Glioblastoma multiforme is the most common type of brain cancer and one of the most malignant of all existing cancers. The poor prognosis of patients affected by this cancer is largely a result of its resistance to currently existing chemo and radiotherapy treatments.

In recent years this resistance has been described as being due to the existence of a cell subpopulation, going by the name of tumor stem cell. The results of a study coordinated by Dr Ander Matheu, head of the Cellular Oncology Research Group at the Biodonostia Health Research Institute (Biodonostia HRI) take yet another step forward in identifying key mechanisms in the biology of tumor stem cells.

Researchers in the study, which also saw the participation of Doctors Nicolás Samprón and Irune Ruiz (Donostialdea IHO), Jorge Villanúa (Donostia Unit, OSATEK) in addition to researchers at The Francis Crick Institute in London (Dr. Lovell-Badge) and the MRC Centre for Regenerative Medicine in Edinburgh (Dr. Steven Pollard), identified that tumor stem cells require the activity of genes SOX2 and SOX9 to maintain their tumor capacity and lend resistance to temozolomide, a chemotherapy agent regularly used in clinical practice to combat glioblastoma.
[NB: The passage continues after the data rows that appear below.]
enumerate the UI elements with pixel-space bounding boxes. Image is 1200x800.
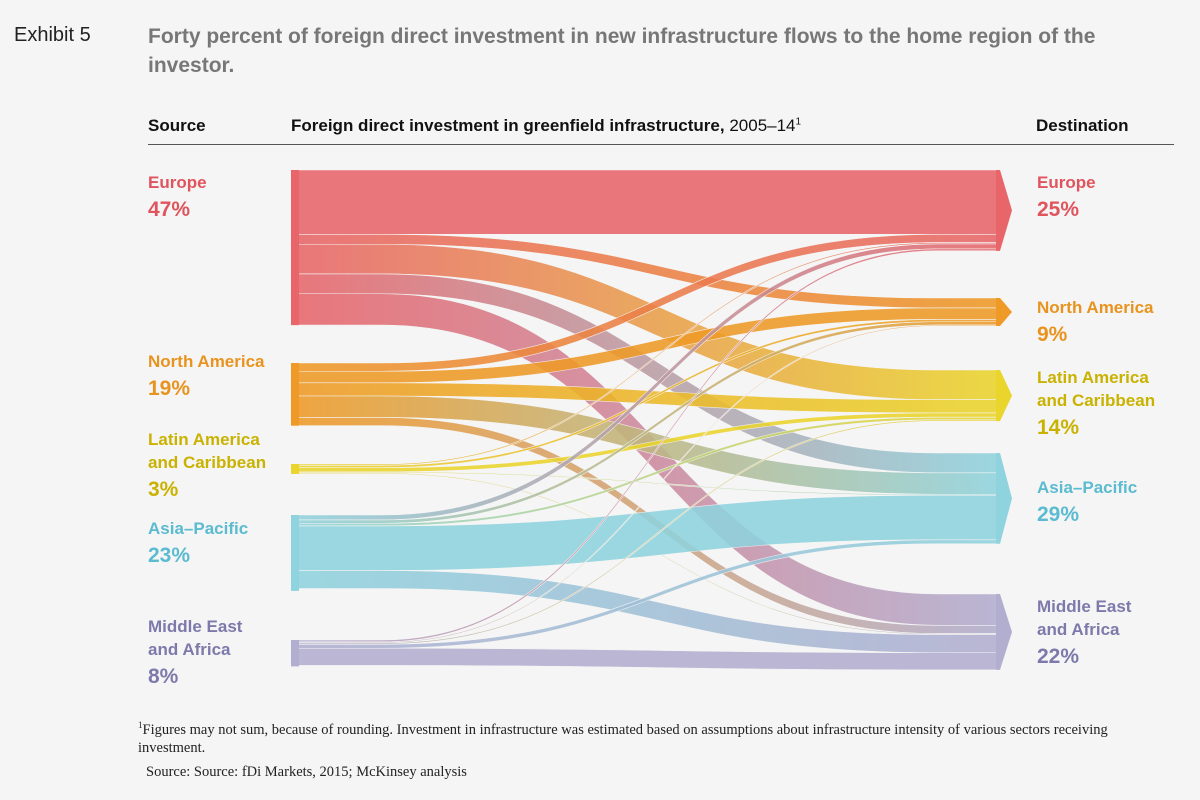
source-node-latin_america [291,464,299,474]
destination-value-middle_east: 22% [1037,645,1080,668]
destination-label-middle_east-line: and Africa [1037,620,1120,639]
source-node-north_america [291,363,299,426]
middle-header-bold: Foreign direct investment in greenfield … [291,116,725,135]
destination-label-latin_america-line: Latin America [1037,368,1149,387]
exhibit-label: Exhibit 5 [14,24,91,46]
destination-node-latin_america [996,370,1012,422]
source-label-middle_east: Middle East and Africa 8% [148,615,242,688]
source-label-latin_america-line: and Caribbean [148,453,267,472]
chart-title: Forty percent of foreign direct investme… [148,25,1096,77]
footnote-marker: 1 [138,720,143,730]
destination-label-asia_pacific: Asia–Pacific 29% [1037,476,1137,526]
destination-label-middle_east-line: Middle East [1037,597,1132,616]
destination-label-europe: Europe 25% [1037,171,1096,221]
source-label-middle_east-line: Middle East [148,617,243,636]
destination-label-north_america-line: North America [1037,298,1154,317]
source-value-europe: 47% [148,198,191,221]
source-label-latin_america-line: Latin America [148,430,260,449]
destination-column-header: Destination [1036,116,1129,135]
destination-label-europe-line: Europe [1037,173,1096,192]
footnote: 1Figures may not sum, because of roundin… [138,716,1148,757]
source-value-asia_pacific: 23% [148,544,191,567]
destination-label-latin_america: Latin America and Caribbean 14% [1037,366,1155,439]
destination-label-north_america: North America 9% [1037,296,1154,346]
middle-column-header: Foreign direct investment in greenfield … [291,116,801,136]
destination-value-north_america: 9% [1037,323,1068,346]
flow-europe-to-europe [290,169,1001,235]
source-label-middle_east-line: and Africa [148,640,231,659]
destination-value-latin_america: 14% [1037,416,1080,439]
source-value-latin_america: 3% [148,478,179,501]
source-note: Source: Source: fDi Markets, 2015; McKin… [146,764,467,780]
destination-node-north_america [996,298,1012,327]
destination-label-middle_east: Middle East and Africa 22% [1037,595,1131,668]
source-label-north_america: North America 19% [148,350,265,400]
source-label-latin_america: Latin America and Caribbean 3% [148,428,266,501]
destination-value-europe: 25% [1037,198,1080,221]
footnote-text: Figures may not sum, because of rounding… [138,721,1108,756]
destination-label-latin_america-line: and Caribbean [1037,391,1156,410]
source-value-middle_east: 8% [148,665,179,688]
source-column-header: Source [148,116,206,135]
source-label-europe: Europe 47% [148,171,207,221]
destination-node-middle_east [996,594,1012,670]
source-node-europe [291,170,299,326]
source-label-asia_pacific: Asia–Pacific 23% [148,517,248,567]
header-rule [148,144,1174,145]
destination-node-europe [996,170,1012,251]
source-value-north_america: 19% [148,377,191,400]
destination-node-asia_pacific [996,453,1012,544]
destination-label-asia_pacific-line: Asia–Pacific [1037,478,1138,497]
source-node-middle_east [291,640,299,667]
footnote-ref: 1 [795,116,802,128]
flow-asia_pacific-to-asia_pacific [290,494,1001,571]
destination-value-asia_pacific: 29% [1037,503,1080,526]
source-label-north_america-line: North America [148,352,265,371]
middle-header-years: 2005–14 [729,116,796,135]
source-node-asia_pacific [291,515,299,591]
source-label-europe-line: Europe [148,173,207,192]
source-label-asia_pacific-line: Asia–Pacific [148,519,249,538]
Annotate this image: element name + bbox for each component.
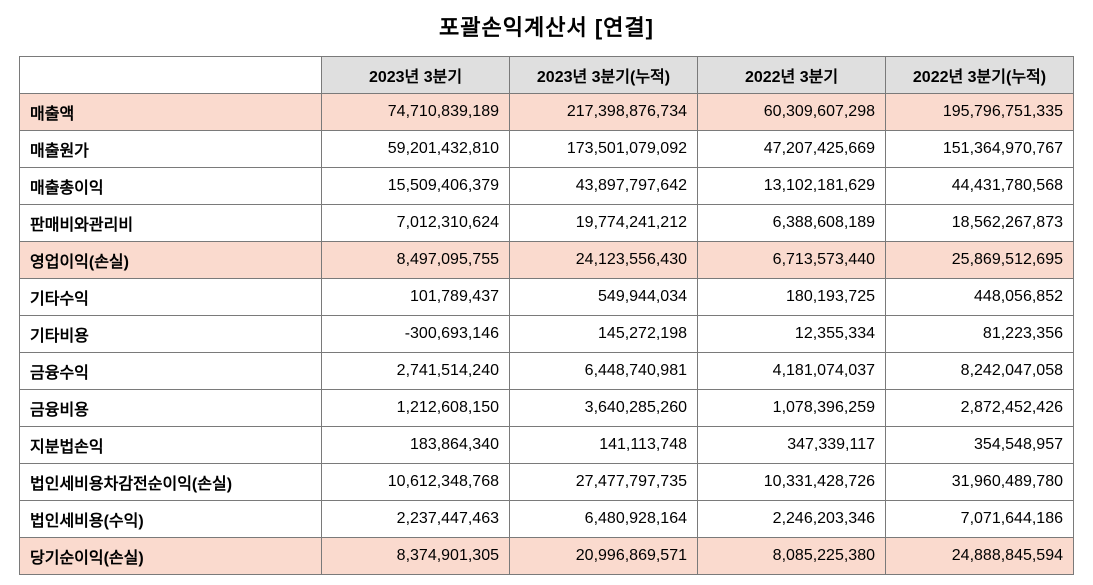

The results of the work reveal that the gene silencing of SOX2 or SOX9 eliminates the typical characteristics of tumor stem cells, making them sensitive to temozolomide. These data provide a mechanism for explaining the causes of chemoresistance and identify key targets for avoiding the recurrence of glioblastoma.

This information, generated by the first authors of the work, Laura Garrós and Paula Aldaz raised the matter among members of the consortium of the search for agents to pharmacologically inhibit the expression of these SOX proteins. After successive attempts, Olatz Arrizabalaga identified that rapamycin (mTOR inhibitor and antitumor agent undergoing tests in different glioblastoma clinical trials) very significantly silence SOX2 and SOX9 levels. She also noted that the hypothesis of inactivating tumor stem cells by inhibiting SOX proteins was correct, given that combined treatment with temozolomide and rapamycin caused very significant delay in the formation of glioblastoma, being more efficient in cells with high endogenous levels of SOX proteins than in those with low expression.

These results come from preclinical studies to postulate that incorporating rapamycin to conventional treatment could be an effective therapy in patients with glioblastoma whose biopsies express high SOX2/SOX9.

The research work appears in an article published by the Expert Opinion on Therapeutic Targets journal, in its online edition.

mTOR inhibition decreases SOX2-SOX9 mediated glioma stem cell activity and temozolomide resistance.